Mike Pompeo, Afrin Operasyonu’na ne der?

YORUM | İSKENDER DERVİŞ

Afrin Operasyonu’nda bugün 56. gün. Cumhurbaşkanı Erdoğan’ın ‘Afrin’e girdik, giriyoruz’ tarzı açıklamalarına, TSK’dan yapılan ‘ele geçirilen köyler’ bildirimlerine ve Afrin’den göç etmek durumunda kalan sivil konvoylarının yoğunlaşmasına bakılırsa, Afrin kent kuşatması da bugün yarın başlayacak. Şimdilik TSK, çevredeki dağlık bölgelere hâkim olmayı ve Afrin’in dışarıyla bağlantısını koparmayı hedefliyor. Sahadan aktarılan bilgiler doğruysa, bu konuda ilerleme kaydedilmiş durumda. Ancak hâlen Suriye rejiminden ya da ABD’den gelebilecek bir müdahale beklentisi var. Birbiriyle çatışmalı bu iki unsurun, yani Suriye Ordusu ve ABD’nin Afrin konusunda aynı şekilde davranacağını beklemekse, biraz tuhaf kaçacaktır.

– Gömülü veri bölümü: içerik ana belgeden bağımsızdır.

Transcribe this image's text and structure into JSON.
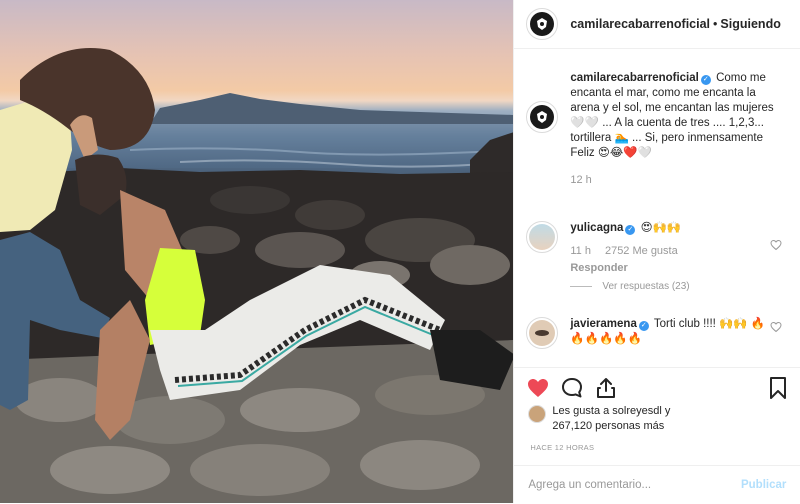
{
  "header": {
    "username": "camilarecabarrenoficial",
    "separator": "•",
    "follow_status": "Siguiendo"
  },
  "comments": [
    {
      "username": "camilarecabarrenoficial",
      "verified": true,
      "text": "Como me encanta el mar, como me encanta la arena y el sol, me encantan las mujeres 🤍🤍 ... A la cuenta de tres .... 1,2,3... tortillera 🏊 ... Si, pero inmensamente Feliz 😍😂❤️🤍",
      "time": "12 h"
    },
    {
      "username": "yulicagna",
      "verified": true,
      "text": "😍🙌🙌",
      "time": "11 h",
      "likes": "2752 Me gusta",
      "reply_label": "Responder",
      "view_replies": "Ver respuestas (23)"
    },
    {
      "username": "javieramena",
      "verified": true,
      "text": "Torti club !!!! 🙌🙌 🔥🔥🔥🔥🔥🔥"
    }
  ],
  "likes": {
    "line1": "Les gusta a solreyesdl y",
    "line2": "267,120 personas más"
  },
  "timestamp": "HACE 12 HORAS",
  "add_comment": {
    "placeholder": "Agrega un comentario...",
    "publish_label": "Publicar"
  },
  "icons": {
    "like": "heart-icon",
    "comment": "comment-icon",
    "share": "share-icon",
    "save": "bookmark-icon"
  },
  "colors": {
    "like_active": "#ed4956",
    "verified": "#3897f0",
    "muted_text": "#999999",
    "publish_disabled": "#b2dffc",
    "neon_top": "#d6ff3a"
  }
}
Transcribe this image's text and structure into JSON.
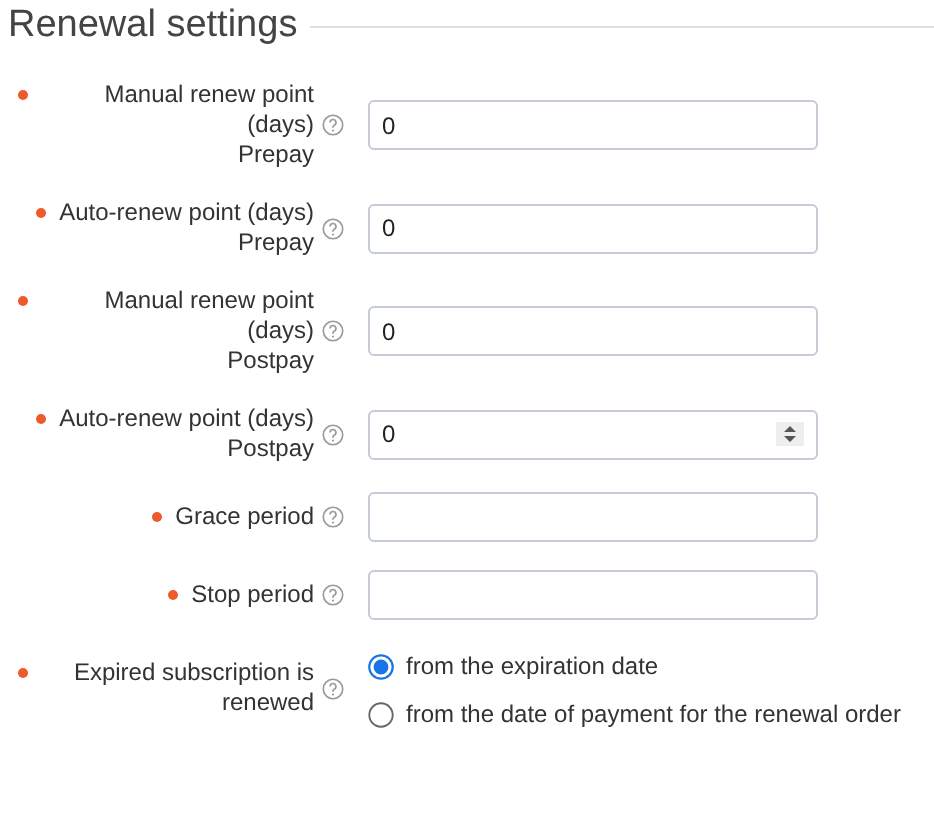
{
  "section": {
    "title": "Renewal settings"
  },
  "fields": [
    {
      "kind": "text",
      "label": "Manual renew point (days)",
      "sublabel": "Prepay",
      "required": true,
      "value": "0"
    },
    {
      "kind": "text",
      "label": "Auto-renew point (days)",
      "sublabel": "Prepay",
      "required": true,
      "value": "0"
    },
    {
      "kind": "text",
      "label": "Manual renew point (days)",
      "sublabel": "Postpay",
      "required": true,
      "value": "0"
    },
    {
      "kind": "number",
      "label": "Auto-renew point (days)",
      "sublabel": "Postpay",
      "required": true,
      "value": "0"
    },
    {
      "kind": "text",
      "label": "Grace period",
      "required": true
    },
    {
      "kind": "text",
      "label": "Stop period",
      "required": true
    },
    {
      "kind": "radio",
      "label": "Expired subscription is renewed",
      "required": true,
      "options": [
        {
          "label": "from the expiration date",
          "selected": true
        },
        {
          "label": "from the date of payment for the renewal order",
          "selected": false
        }
      ]
    }
  ]
}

ABD Dışişleri eski Bakanı Rex Tillerson’la tercüman kullanmadan ve muhtemelen kayda geçmeden yapılan 3,5 saatlik görüşme, Türkiye tarafında ‘sevinçle’ karşılanmıştı. Ancak Tillerson’ın görevi bırakması ve yerine ‘şahin’ kanattan eski CIA Başkanı Mike Pompeo’nun getirilmesi, ABD-Türkiye ilişkilerinin gelecek dönemde nasıl şekilleneceği konusunda soru işaretlerine yol açtı. Her şeyden önce Pompeo’nun göreve gelmesiyle Suriye politikasının ne olacağı en önemli mesele. Bir süredir ABD, ‘bekle, gör’ stratejisi izleyerek Rusya’yı ‘oyun kurucu’ olma konusunda teşvik etmişti. Ancak Rusya’nın Suriye’nin geleceği konusunda bütün tarafları tatmin edebilecek bir çözüm sunamayışı, ABD’yi yeniden bölgede aktive etmeye yetti. Şimdi ABD ile Rusya arasında yeniden stratejik bir hamle arayışı başladı.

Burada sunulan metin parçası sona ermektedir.